Confirmada para a terça-feira, 16, a operação era de conhecimento dos moradores. A presença de um efetivo da PM inferior ao acordado irritou, porém, os ocupantes, que não aceitaram deixar o prédio sem as condições ideais. As famílias aguardavam a chegada de 40 caminhões, que seriam responsáveis por transportar os móveis, eletrodomésticos e pertences dos habitantes. Segundo integrantes dos movimentos de moradia, apenas 13 veículos e 40 policiais foram destacados para a operação.
Segundo moradores e lideranças dos movimentos ouvidos por CartaCapital, a Tropa de Choque da PM lançou uma bomba de gás no interior do edifício após tentativas frustradas de diálogo. Em resposta, os ocupantes passaram a jogar objetos de suas janelas, entre eles pedaços de eletrodomésticos, latas de tinta e cocos retirados de uma palmeira próxima ao prédio. Algumas crianças e idosos que passaram mal com os efeitos do gás foram deslocados para os andares mais altos.
O restante dos moradores formou um cordão de isolamento na entrada e avançou em direção à polícia, o que resultou em um confronto generalizado pelas ruas do centro. Confusões foram registrados na parte da manhã e da tarde nas ruas Barão de Itapetinga, Ipiranga, 24 de Maio e nas proximidades da Praça da República. Por volta das 10 horas da manhã, um ônibus foi incendiado perto do Theatro Municipal, a poucos metros do prédio invadido. Pessoas com os rostos cobertos com máscaras ou com a própria camisa teriam ajudado a incendiar o ônibus, segundo relatos. Houve ainda saques a lojas, o que levou o comércio a fechar as portas.
Moradora há seis meses do prédio, a estudante Tatiana Oliveira estava no trabalho quando a operação foi iniciada. Seu primo foi um dos 70 detidos pela polícia, encaminhados ao 3.º DP para averiguação. Ao saber da confusão, Tatiana dirigiu-se ao portão do prédio. “Havia crianças desmaiadas, presas em um quarto. A sorte é que havia socorristas e enfermeiros entre os moradores.”
Integrante do grupo Viver no Centro, Tatiane afirma que os moradores passaram a lançar os objetos na polícia apenas após a primeira bomba de gás ser disparada. Os ocupantes, diz, mantiveram a tranquilidade, enquanto indivíduos infiltrados foram responsáveis pelos saques e pelo incêndio ao ônibus. “Foi um caso isolado, Morador que é morador, como eu, estava revoltado na porta do prédio, tentando entender o que esses caras querem para o País. É para todo mundo estar na cadeia?
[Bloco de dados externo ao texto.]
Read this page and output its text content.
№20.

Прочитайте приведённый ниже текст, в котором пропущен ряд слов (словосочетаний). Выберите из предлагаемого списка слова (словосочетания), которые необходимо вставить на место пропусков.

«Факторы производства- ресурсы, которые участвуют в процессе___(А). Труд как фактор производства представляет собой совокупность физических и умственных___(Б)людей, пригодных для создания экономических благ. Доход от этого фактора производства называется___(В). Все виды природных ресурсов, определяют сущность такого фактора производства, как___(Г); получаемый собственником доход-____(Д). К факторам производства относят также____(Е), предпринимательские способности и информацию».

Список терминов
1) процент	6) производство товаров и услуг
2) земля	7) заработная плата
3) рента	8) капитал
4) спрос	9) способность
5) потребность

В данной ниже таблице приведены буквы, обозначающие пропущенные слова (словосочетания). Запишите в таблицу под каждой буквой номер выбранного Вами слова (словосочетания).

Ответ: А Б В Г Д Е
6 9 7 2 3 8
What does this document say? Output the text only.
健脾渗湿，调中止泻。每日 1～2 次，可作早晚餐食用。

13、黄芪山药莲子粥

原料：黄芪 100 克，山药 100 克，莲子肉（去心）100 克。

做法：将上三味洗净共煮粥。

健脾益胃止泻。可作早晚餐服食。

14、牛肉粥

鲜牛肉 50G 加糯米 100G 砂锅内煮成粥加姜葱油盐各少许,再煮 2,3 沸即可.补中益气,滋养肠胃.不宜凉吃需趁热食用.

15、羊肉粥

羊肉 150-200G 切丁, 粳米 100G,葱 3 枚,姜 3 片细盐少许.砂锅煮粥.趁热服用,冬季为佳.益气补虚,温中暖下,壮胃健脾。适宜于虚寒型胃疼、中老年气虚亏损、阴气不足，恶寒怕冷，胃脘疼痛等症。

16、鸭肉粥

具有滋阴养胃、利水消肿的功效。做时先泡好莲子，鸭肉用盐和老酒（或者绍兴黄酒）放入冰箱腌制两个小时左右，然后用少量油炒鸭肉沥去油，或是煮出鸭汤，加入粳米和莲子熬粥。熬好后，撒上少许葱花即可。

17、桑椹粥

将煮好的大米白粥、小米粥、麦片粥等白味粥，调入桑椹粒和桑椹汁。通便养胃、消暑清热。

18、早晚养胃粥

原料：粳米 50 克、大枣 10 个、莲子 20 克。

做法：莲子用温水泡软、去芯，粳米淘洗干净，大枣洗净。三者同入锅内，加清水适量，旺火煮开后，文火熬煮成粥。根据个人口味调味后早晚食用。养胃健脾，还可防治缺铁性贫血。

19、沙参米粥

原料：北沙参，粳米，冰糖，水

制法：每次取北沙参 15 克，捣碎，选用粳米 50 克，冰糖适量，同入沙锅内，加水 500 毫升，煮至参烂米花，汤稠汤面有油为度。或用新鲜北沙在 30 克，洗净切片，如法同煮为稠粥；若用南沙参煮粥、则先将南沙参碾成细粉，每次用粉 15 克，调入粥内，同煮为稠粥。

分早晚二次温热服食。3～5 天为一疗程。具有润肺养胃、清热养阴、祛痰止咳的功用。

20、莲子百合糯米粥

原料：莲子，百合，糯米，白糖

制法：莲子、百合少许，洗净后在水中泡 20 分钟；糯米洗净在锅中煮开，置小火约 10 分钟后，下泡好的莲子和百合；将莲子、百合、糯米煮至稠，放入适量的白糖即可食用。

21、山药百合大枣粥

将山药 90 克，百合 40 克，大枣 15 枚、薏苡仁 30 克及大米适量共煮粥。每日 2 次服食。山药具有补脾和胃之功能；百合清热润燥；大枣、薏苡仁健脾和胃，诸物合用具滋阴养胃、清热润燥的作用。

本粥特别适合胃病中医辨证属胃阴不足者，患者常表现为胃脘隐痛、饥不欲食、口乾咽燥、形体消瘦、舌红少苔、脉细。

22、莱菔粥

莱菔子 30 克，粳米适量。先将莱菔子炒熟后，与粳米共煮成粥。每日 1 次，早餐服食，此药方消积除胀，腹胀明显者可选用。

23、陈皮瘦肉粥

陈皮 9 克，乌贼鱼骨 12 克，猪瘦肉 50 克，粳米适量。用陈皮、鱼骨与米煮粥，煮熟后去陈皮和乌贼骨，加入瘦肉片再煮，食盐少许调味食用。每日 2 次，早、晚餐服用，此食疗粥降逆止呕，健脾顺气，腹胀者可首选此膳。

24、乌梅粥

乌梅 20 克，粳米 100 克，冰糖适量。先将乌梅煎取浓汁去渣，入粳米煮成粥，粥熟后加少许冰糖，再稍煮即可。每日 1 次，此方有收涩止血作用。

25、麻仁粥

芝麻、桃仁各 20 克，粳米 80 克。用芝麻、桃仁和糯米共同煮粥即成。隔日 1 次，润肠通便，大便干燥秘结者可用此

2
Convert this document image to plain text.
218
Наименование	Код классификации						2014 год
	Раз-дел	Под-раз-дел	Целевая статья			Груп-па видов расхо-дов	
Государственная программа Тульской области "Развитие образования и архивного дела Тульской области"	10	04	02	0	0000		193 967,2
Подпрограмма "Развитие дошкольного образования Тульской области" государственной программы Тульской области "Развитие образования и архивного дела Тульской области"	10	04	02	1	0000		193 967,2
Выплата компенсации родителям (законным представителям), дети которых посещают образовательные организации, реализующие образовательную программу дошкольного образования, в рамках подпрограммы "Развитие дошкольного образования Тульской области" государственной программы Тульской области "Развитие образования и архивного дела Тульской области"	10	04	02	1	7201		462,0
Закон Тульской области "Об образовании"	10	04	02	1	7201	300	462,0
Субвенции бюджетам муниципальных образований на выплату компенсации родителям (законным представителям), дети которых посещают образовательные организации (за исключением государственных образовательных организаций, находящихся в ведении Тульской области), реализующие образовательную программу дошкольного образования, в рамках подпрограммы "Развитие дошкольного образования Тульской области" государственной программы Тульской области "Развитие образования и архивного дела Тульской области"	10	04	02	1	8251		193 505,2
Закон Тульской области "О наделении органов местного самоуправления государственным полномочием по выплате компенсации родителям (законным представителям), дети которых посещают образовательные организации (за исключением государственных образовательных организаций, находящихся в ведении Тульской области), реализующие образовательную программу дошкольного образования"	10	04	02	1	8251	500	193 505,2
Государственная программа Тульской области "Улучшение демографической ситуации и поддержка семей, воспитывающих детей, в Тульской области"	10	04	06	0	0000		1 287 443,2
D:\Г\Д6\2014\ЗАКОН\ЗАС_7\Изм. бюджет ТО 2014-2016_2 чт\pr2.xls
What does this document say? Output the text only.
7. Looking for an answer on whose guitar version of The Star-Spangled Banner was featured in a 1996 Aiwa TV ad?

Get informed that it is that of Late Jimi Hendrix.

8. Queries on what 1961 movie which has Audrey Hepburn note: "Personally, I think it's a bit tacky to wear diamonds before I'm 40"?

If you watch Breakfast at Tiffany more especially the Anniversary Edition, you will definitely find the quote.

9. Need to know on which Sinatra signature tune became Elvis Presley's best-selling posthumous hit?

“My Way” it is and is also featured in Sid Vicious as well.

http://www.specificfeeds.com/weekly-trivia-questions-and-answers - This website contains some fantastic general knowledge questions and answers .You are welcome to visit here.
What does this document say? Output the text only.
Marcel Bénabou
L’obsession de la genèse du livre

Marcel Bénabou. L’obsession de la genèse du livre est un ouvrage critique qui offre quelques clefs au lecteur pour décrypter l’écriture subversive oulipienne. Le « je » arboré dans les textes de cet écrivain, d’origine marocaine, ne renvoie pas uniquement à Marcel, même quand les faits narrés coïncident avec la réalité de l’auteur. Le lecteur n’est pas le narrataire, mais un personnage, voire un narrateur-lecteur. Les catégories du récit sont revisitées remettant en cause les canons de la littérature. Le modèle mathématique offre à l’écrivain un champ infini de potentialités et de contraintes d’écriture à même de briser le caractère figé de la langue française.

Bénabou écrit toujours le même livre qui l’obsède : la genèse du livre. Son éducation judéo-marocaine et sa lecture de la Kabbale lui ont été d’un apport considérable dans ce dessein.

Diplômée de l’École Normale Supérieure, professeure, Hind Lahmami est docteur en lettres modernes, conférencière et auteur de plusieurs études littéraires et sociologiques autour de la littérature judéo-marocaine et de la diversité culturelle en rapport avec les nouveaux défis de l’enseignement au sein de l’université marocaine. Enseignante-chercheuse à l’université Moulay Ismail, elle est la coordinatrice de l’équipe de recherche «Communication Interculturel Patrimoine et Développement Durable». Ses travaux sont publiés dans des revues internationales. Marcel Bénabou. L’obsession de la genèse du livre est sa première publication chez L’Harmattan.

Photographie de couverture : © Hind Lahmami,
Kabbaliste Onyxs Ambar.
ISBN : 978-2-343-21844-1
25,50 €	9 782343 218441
É só nisso que se investe.”
Silmara Congo, uma das coordenadoras da FLM, afirma que foi discutida com a polícia a falta de condições logísticas para a realização da operação, mas não houve diálogo. “O capitão afirmou que, com ou sem os meios, ele iria entrar.” Silmara diz que a polícia retirou a coordenação do FLM da frente do prédio para então derrubar o portão com o auxílio de uma viatura. A ativista afirma ainda que o grupo mantém contato com a Secretaria de Habitação, mas até o momento não foi realizado o cadastramento das 132 famílias que ainda moravam no prédio.
O plano agora, diz Silmara, é montar um acampamento em frente ao edifício para abrigar os sem-teto. “A polícia vai continuar aqui, e nós também vamos. Se eles não se mexerem, nós não nos mexemos.”